Cada Tijolo é um Tijolo

Ele tinha acabado de ser repreendido pelo mestre de obras outra vez. Já era a quarta vez, somente naquele dia. Estavam todos irritados com o atraso, especialmente o garoto, que não conseguia assentar os tijolos de modo que ficassem nivelados ao restante do muro. Havia algo errado.

Todos na obra se sentiam da mesma forma, e havia um consenso de que o problema era o garoto, servente, que parecia incapaz de resolver as tarefas mais simples. Em uma última tentativa, o mestre fez com que ele fosse buscar mais tijolos e os trouxesse empilhados na carriola.

É evidente que, no meio do caminho, a carriola tombou quebrando pelo menos metade da carga. O rapaz foi xingado de nomes que eu nem conhecia e, depois, o mestre bradou que ele não receberia pelo dia trabalhado, finalmente o dispensando. Foi aí que eu decidi intervir.

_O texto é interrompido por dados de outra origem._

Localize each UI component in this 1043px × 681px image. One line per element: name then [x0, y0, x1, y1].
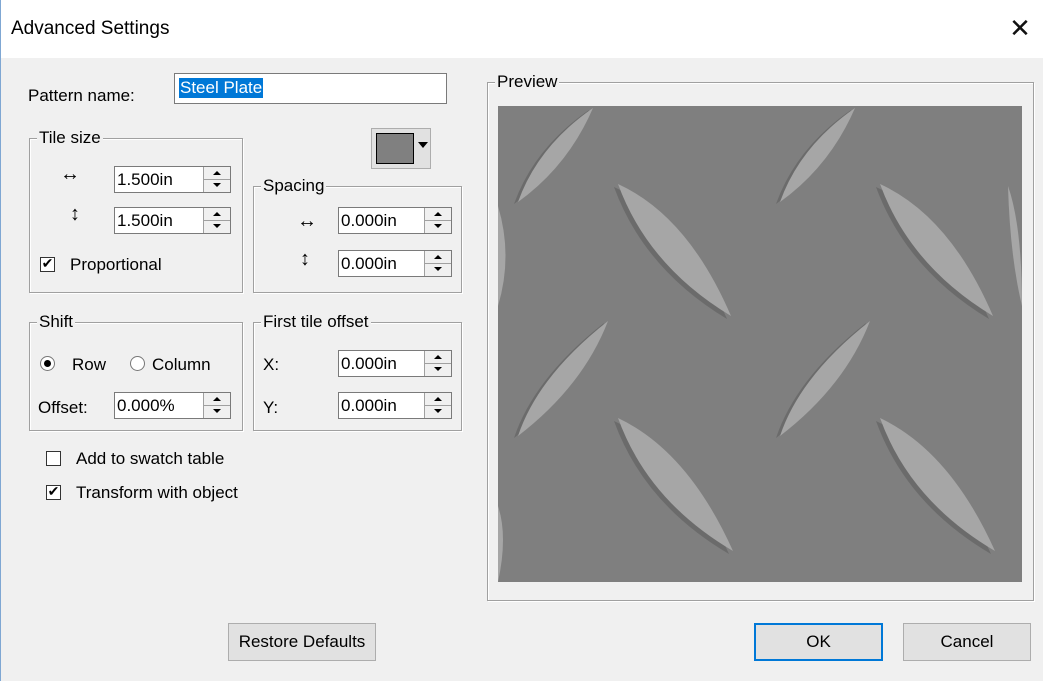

Fui atrás do menino que aparentava ter seus 15 ou 16 anos. Quando o alcancei, vi que chorava copiosamente. Perguntei o que havia dado de errado na obra e ele me confessou que estava com muita coisa na cabeça e que precisava do dinheiro para ajudar a família.

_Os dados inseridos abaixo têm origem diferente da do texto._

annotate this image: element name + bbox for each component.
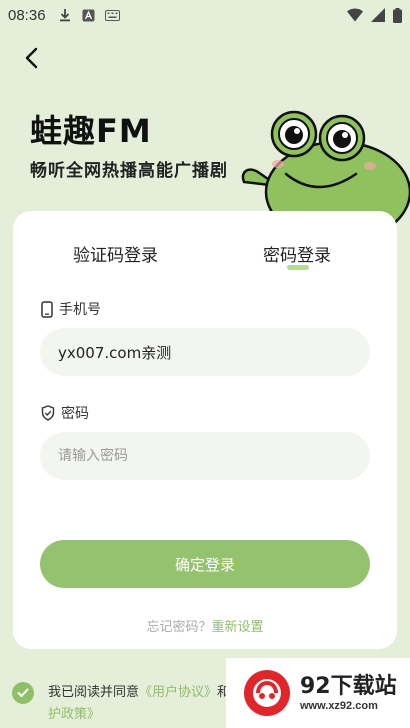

Perguntei se o pai também estava desempregado e qual era a situação da mãe. Ele me disse que não tinha contato com eles e que “sua família” era a namorada que esperava um filho seu, morando nas ruas da capital alagoana. Tinham sido rejeitados pelas famílias quando apareceram grávidos.

Ela, porque tinha apenas 14 anos e fora tratada como uma irresponsável. Ele, porque tinha 15 anos e fora tratado como um aproveitador de meninas. Fiquei profundamente triste e me comprometi com uma carona. Comprei-lhe uma cesta básica no mercado e o deixei em uma praça.

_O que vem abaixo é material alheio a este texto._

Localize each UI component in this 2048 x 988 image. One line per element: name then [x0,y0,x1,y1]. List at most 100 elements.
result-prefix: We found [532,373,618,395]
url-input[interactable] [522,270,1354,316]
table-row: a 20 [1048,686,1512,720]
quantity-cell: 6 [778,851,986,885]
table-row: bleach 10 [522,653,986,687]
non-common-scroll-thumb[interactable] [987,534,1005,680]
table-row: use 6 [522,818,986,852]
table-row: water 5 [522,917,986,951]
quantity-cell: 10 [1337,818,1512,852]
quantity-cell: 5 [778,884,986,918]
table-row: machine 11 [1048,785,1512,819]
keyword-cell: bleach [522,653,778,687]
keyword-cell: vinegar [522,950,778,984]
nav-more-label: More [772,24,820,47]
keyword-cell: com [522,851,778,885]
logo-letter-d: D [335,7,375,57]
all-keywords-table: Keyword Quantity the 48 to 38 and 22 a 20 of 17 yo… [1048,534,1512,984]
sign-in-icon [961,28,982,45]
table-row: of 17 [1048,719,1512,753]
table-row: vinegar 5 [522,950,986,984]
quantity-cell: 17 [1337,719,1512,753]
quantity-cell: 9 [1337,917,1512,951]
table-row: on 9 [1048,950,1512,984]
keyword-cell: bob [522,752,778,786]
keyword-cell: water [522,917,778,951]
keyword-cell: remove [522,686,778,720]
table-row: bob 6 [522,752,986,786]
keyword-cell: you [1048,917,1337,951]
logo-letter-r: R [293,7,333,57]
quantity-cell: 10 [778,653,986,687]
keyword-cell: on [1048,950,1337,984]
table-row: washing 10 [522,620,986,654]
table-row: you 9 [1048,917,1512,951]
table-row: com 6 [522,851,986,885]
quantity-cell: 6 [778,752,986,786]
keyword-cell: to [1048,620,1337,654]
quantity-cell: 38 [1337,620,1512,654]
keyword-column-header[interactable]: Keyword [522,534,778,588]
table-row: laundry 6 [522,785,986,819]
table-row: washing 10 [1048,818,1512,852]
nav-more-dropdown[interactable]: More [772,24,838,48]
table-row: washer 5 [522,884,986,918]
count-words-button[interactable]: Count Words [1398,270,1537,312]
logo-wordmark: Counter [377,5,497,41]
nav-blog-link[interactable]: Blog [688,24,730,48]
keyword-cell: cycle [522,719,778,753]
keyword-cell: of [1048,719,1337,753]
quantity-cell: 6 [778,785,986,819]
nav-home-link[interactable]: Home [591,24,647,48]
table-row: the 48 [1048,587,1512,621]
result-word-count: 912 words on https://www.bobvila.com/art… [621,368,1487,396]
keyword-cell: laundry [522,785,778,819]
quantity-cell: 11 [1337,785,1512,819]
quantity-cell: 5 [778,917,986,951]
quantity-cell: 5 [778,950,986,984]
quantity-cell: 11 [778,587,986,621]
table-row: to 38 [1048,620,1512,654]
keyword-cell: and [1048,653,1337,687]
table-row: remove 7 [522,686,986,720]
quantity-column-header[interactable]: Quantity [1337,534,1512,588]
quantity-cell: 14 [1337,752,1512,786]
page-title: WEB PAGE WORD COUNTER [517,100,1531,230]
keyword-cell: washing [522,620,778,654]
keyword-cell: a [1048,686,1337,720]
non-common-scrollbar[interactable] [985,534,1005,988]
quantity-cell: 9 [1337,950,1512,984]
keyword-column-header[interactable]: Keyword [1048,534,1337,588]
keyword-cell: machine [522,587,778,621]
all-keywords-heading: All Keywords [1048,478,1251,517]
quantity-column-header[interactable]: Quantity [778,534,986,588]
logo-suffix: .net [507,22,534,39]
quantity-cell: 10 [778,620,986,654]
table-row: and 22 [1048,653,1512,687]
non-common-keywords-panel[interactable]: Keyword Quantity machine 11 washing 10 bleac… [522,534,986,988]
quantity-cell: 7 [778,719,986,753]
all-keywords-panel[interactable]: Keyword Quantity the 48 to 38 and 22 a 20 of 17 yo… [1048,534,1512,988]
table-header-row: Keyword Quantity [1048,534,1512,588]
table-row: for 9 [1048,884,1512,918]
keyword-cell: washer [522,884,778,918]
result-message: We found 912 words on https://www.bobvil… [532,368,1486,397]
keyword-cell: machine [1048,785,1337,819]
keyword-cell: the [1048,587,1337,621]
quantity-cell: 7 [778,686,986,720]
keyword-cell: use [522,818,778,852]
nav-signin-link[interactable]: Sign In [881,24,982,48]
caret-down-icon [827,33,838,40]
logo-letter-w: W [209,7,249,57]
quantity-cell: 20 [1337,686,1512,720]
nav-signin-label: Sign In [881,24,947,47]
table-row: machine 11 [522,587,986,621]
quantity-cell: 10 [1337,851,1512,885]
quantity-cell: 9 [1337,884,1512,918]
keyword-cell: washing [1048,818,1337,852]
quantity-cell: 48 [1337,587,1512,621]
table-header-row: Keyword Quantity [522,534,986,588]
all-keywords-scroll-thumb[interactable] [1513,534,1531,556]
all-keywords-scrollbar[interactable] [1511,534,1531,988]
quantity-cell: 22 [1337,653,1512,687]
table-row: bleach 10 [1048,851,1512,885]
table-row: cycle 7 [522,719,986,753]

Aquilo não saía da minha cabeça. Eu estava arrasado. Voltei em seguida à obra e relatei o caso ao mestre que ficou imediatamente constrangido por não ter percebido a angústia estampada nas ações daquele menino. Lembrei das minhas próprias dificuldades, logo que me casei, as circunstâncias eram outras, mas a angústia no coração daquele jovem me era muito familiar.

Decidimos, o mestre e eu, que não era assim que uma vida conjugal deveria começar. No dia seguinte cheguei à praça logo cedo e procurei pelo menino. Acabei o encontrando em um semáforo, perto dali, esmolando comida, dinheiro ou uma oportunidade de emprego.

Resgatei-o junto da sua namorada e voltamos à obra onde ele ajudou a levantar um pequeno cômodo que serviria de quarto para os dois até que as coisas se acertassem. Dali para frente o trabalho fluiu como nunca e em pouco tempo ele era o melhor dos meus pedreiros. O filho nasceu saudável, e eles puderam alugar uma casinha na periferia de Maceió.

O tempo passou, o menino cresceu e se profissionalizou. Se tornou um grande empreiteiro e acabou se mudando para o Rio de Janeiro atrás de novas oportunidades. Nunca mais nos vimos, mas sei que nenhum dos dois se esquece das lições que ensinamos e aprendemos juntos.